I've always known you were a lady of taste.

Karine, non, je n'émarge pas encore à la liste. Plus tard, peut-être. Gustave te salue.  

geve, je suis confus, je ne sais quoi répondre....Je vais donc me contenter de pousser ce cri du cœur qui me monte spontanément aux lèvres :
F... comme Fantômette !!​


----------



## Venezuelan_sweetie

Aaaaah, no... There's waaaaaay too much French in here! Seems like you kind of need a total incompetent in the language of Moliere to give this thread a twist (sorry, stupid keyboard doesn't allow me to get the accents right  )

And what? Only 2 little posts in English? You gotta be kidding me! Wait, wait, no posts in Spanish yet? Ahaaa!! Then I'm as pleased as hell to be the first Spanish speaker to be posting on this thread! 

Juan Miguel --, gracias por 6,034 posts muy buenos!  Saludos a Ripley, dile que aquí la queremos mucho. When are we gonna have your moderating skills available at the Sp-Eng forums? We could use an extra pair of hands over there, you know? It gets pretty hectic sometimes. 
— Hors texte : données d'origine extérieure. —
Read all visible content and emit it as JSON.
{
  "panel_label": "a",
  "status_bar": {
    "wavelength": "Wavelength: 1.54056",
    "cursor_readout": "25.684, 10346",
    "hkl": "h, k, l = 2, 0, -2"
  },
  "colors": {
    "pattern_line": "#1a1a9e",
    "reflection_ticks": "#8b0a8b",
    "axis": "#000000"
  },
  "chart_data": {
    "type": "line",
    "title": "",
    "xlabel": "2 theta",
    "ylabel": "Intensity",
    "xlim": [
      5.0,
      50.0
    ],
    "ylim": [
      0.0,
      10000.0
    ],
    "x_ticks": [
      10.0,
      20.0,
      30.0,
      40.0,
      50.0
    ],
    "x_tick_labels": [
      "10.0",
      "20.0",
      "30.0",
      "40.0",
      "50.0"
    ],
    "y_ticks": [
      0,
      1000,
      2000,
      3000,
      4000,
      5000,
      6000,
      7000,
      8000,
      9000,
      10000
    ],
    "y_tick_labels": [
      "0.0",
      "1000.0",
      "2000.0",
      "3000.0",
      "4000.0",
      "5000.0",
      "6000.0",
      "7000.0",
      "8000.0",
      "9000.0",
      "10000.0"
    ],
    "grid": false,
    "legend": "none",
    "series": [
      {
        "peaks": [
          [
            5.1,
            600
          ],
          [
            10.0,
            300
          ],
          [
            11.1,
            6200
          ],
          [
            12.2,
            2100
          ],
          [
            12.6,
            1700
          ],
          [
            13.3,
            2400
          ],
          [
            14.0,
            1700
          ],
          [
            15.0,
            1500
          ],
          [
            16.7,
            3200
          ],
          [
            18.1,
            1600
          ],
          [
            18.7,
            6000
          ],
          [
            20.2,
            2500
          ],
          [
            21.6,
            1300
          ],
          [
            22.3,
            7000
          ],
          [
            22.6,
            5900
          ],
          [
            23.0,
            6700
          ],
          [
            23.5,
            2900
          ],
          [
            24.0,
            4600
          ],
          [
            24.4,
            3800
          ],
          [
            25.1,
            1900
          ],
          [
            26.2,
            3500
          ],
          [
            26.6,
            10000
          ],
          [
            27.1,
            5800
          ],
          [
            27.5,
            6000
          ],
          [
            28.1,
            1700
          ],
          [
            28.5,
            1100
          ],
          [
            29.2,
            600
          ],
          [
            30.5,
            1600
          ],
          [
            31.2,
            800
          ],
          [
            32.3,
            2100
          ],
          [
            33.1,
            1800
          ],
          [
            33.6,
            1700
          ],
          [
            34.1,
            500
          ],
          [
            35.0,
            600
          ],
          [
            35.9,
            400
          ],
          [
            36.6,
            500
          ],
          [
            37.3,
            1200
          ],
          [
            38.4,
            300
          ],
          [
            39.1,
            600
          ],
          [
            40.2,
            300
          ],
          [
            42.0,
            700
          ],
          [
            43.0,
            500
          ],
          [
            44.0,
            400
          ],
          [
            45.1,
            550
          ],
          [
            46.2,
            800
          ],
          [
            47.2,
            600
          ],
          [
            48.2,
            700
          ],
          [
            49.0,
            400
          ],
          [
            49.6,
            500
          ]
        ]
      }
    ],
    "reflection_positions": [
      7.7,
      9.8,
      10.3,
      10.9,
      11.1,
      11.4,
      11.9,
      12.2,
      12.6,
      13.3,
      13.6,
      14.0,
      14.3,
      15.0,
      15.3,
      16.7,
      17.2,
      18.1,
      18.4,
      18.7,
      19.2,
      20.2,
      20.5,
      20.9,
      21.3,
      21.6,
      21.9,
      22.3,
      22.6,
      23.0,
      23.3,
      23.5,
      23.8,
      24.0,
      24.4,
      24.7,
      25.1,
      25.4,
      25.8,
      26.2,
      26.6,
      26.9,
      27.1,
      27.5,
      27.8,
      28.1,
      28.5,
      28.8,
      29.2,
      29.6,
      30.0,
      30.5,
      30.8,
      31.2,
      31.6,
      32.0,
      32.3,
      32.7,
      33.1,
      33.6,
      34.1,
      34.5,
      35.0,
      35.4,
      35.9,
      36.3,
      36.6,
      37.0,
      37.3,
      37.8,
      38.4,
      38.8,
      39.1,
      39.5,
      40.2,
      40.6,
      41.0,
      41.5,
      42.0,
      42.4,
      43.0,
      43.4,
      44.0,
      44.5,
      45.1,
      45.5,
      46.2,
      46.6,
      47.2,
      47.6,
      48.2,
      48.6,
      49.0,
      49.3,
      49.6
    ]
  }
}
Anyway, I'm deeeeeply sorry for being so late to your postiversary party. Let me try to make it up to you: have a slice of this! You can dip that in here, if you want. In case you don't like chocolate that much (you'd be the first forer@ to say that), I could serve you a drop of my personal favorite, the finest thing ever!

Happy postiversary, Tenant!


----------



## Gévy

Salut Jean-Michel!

Félicitations pour ces 6000, Mimile ! (désolée, mais Jean-Michel ça rime pas bien avec mille, c'est pas malin). 

Bonne route vers les sept mille messages !

Bisous,

Gévy


----------



## 94kittycat

Félicitations, LV4-26!!  Merci pour tout ton aide ici sur les forums... wow, c'est beaucoup, 6000!!


----------